Ein gutes Klassenklima und Motivation als optimale Voraussetzungen
Die Lehrperson schreibt, dass das Klima in diesen Klassen sehr gut ist, dass die Schülerinnen und Schüler einander unterstützen und generell sehr motiviert und lernbegeistert sind. Somit zeichnen sich die Klassen nicht nur durch Heterogenität bezogen auf die Wissensbasis aus, sondern auch durch Homogenität hinsichtlich der Motivation und des ‹Teamgeistes›. Die Homogenität bezogen auf die Motivation und das Klassenklima bietet ideale Voraussetzungen, einen für alle Beteiligten gewinnbringenden Unterricht zu gestalten. Dabei muss aber die Heterogenität (mindestens bezogen auf die Wissensbasis) der Klasse berücksichtigt werden: Aufgabe der Lehrperson als Pädagogin ist es, Schülerinnen und Schüler mit unterschiedlichen Neigungen, Fähigkeiten, Stärken und Schwächen idealerweise gleichermaßen anzusprechen und in den Unterricht einzubinden. Dies setzt ein vielfältiges und flexibel variierbares Methodenrepertoire voraus, welches die Klasse als Ganzes wie auch die Leistungsgruppen und die Lernenden als Individuen anspricht und fördert.
Wie geht die Lehrperson mit Heterogenität um?
Die Lehrperson schildert, dass die zusätzliche und individuelle Unterstützung für die schwächeren Schülerinnen und Schüler zu einem aufwendigen Einzelcoaching außerhalb des regulären Unterrichts «mutiert», welches auf Dauer nicht aufrechterhalten werden kann. Inwiefern die Lehrperson individualisierende Methoden (siehe Lösungsansätze) im Unterricht selbst einsetzt, um die Heterogenität (zumindest stellenweise) aufzufangen, kann aufgrund der Fallbeschreibung nicht festgestellt werden.
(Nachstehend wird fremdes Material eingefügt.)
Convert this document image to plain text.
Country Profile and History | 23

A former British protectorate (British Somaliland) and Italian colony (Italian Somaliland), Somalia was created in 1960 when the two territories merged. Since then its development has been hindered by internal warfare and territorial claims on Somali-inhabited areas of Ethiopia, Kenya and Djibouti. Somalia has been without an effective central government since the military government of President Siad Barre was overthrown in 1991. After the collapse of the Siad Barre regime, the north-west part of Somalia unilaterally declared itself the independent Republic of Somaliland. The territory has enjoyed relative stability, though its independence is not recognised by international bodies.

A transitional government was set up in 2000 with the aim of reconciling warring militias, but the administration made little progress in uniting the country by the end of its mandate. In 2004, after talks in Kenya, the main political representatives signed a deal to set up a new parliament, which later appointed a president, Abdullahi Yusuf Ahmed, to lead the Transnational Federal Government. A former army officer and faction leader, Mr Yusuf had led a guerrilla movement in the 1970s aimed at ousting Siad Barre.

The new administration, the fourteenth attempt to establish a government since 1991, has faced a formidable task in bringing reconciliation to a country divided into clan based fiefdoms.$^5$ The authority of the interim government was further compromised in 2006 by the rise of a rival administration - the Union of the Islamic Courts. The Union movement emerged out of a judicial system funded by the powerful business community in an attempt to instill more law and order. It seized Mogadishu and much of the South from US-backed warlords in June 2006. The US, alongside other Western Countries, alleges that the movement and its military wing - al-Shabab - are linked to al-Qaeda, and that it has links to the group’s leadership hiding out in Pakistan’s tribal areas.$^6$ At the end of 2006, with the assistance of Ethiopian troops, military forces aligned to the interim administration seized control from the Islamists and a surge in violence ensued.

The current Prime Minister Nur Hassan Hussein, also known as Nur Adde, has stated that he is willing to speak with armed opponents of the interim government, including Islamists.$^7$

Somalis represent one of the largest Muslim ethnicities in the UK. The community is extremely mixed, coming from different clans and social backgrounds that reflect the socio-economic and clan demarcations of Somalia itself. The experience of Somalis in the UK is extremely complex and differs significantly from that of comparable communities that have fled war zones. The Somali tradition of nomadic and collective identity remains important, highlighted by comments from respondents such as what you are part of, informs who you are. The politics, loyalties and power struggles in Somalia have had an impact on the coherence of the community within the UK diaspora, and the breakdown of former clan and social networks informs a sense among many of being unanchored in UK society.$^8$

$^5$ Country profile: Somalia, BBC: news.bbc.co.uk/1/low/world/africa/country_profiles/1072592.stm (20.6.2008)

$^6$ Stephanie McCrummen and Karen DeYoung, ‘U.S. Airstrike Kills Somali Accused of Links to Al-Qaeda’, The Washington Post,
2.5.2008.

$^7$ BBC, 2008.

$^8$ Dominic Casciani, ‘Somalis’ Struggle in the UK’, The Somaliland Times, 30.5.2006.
Die Lehrperson schreibt, dass sie die schwachen Lernenden zusätzlich unterstützt, hingegen die leistungsstarken/muttersprachlichen Lernenden nicht entsprechend fördern kann. «Dies führt oft zu Unruhen», schreibt die Lehrperson. Keinesfalls darf es sein, dass die leistungsstarken Schülerinnen und Schüler nicht entsprechend ihrer Fähigkeiten unterrichtet werden und das Augenmerk ausschließlich auf Leistungsschwächere gerichtet wird. Sowohl leistungsstarke als auch leistungsschwache Lernende haben ein Anrecht darauf, entsprechend ihren Voraussetzungen innerhalb des Unterrichts gefördert zu werden (individualisierender Unterricht; siehe Lösungsansätze).
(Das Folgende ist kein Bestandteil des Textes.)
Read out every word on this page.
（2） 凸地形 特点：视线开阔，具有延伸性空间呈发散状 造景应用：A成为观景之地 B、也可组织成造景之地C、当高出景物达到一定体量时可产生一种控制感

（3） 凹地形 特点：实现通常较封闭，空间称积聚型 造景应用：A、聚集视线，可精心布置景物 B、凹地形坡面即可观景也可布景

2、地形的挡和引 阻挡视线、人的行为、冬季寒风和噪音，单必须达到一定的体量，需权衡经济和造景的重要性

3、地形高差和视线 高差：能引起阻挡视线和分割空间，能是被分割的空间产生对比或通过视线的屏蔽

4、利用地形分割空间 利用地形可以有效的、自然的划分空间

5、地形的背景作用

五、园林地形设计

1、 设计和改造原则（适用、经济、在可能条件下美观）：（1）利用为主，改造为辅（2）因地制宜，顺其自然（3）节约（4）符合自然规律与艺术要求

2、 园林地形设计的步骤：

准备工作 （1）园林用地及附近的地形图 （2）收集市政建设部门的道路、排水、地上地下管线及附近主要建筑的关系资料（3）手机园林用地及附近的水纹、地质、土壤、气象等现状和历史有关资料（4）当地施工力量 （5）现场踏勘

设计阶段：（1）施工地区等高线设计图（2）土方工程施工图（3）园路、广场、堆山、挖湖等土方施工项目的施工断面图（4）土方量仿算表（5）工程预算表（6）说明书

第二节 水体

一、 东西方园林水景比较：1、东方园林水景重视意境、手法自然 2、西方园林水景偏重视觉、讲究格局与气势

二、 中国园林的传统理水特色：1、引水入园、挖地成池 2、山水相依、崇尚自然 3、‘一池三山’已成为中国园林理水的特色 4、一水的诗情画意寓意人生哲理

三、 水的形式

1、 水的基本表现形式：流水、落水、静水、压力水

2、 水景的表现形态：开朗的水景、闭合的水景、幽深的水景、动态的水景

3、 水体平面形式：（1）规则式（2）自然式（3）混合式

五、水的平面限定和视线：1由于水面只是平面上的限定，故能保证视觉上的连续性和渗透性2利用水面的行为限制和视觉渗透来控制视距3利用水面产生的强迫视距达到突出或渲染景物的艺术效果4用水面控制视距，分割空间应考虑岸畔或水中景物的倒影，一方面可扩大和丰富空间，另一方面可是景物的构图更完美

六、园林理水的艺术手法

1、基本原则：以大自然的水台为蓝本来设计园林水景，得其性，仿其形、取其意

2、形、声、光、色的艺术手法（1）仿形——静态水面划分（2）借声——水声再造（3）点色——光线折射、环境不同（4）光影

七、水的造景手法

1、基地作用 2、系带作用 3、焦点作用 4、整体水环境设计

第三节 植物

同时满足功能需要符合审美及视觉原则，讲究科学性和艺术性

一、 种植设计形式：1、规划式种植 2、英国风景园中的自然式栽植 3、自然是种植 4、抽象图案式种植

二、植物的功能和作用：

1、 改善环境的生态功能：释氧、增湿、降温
Auch ‹Native Speakers›, welche durch ihren flüssigen, korrekten und wohlklingenden Sprachausdruck beeindrucken, müssen entsprechend ihren Fähigkeiten gefördert werden. Oftmals täuscht die Beherrschung der mündlichen Sprache darüber hinweg, dass andere Lernziele – wie z. B. die Sicherheit im schriftlichen Ausdruck oder das Literaturverständnis – nicht gleichermaßen entwickelt sind und dort durchaus Lernbedarf besteht, der auch dementsprechend gefördert werden soll.
Lösungsansätze
Transparenz und respektvoller Umgang als grundlegende Prinzipien
Die Klasse muss darüber informiert werden, dass unterschiedliche Voraussetzungen vorhanden sind und entsprechend auch Lehr- und Lernformen angewendet werden, die diesen Bedingungen besser gerecht werden. Wichtig als Prinzip ist hierbei, dass weder schwächere noch stärkere Schülerinnen und Schüler für die anderen ein Grund für Unruhe, Gelächter usw. sein dürfen. Es gilt gegenseitiger Respekt. Darauf muss die Lehrperson bestehen.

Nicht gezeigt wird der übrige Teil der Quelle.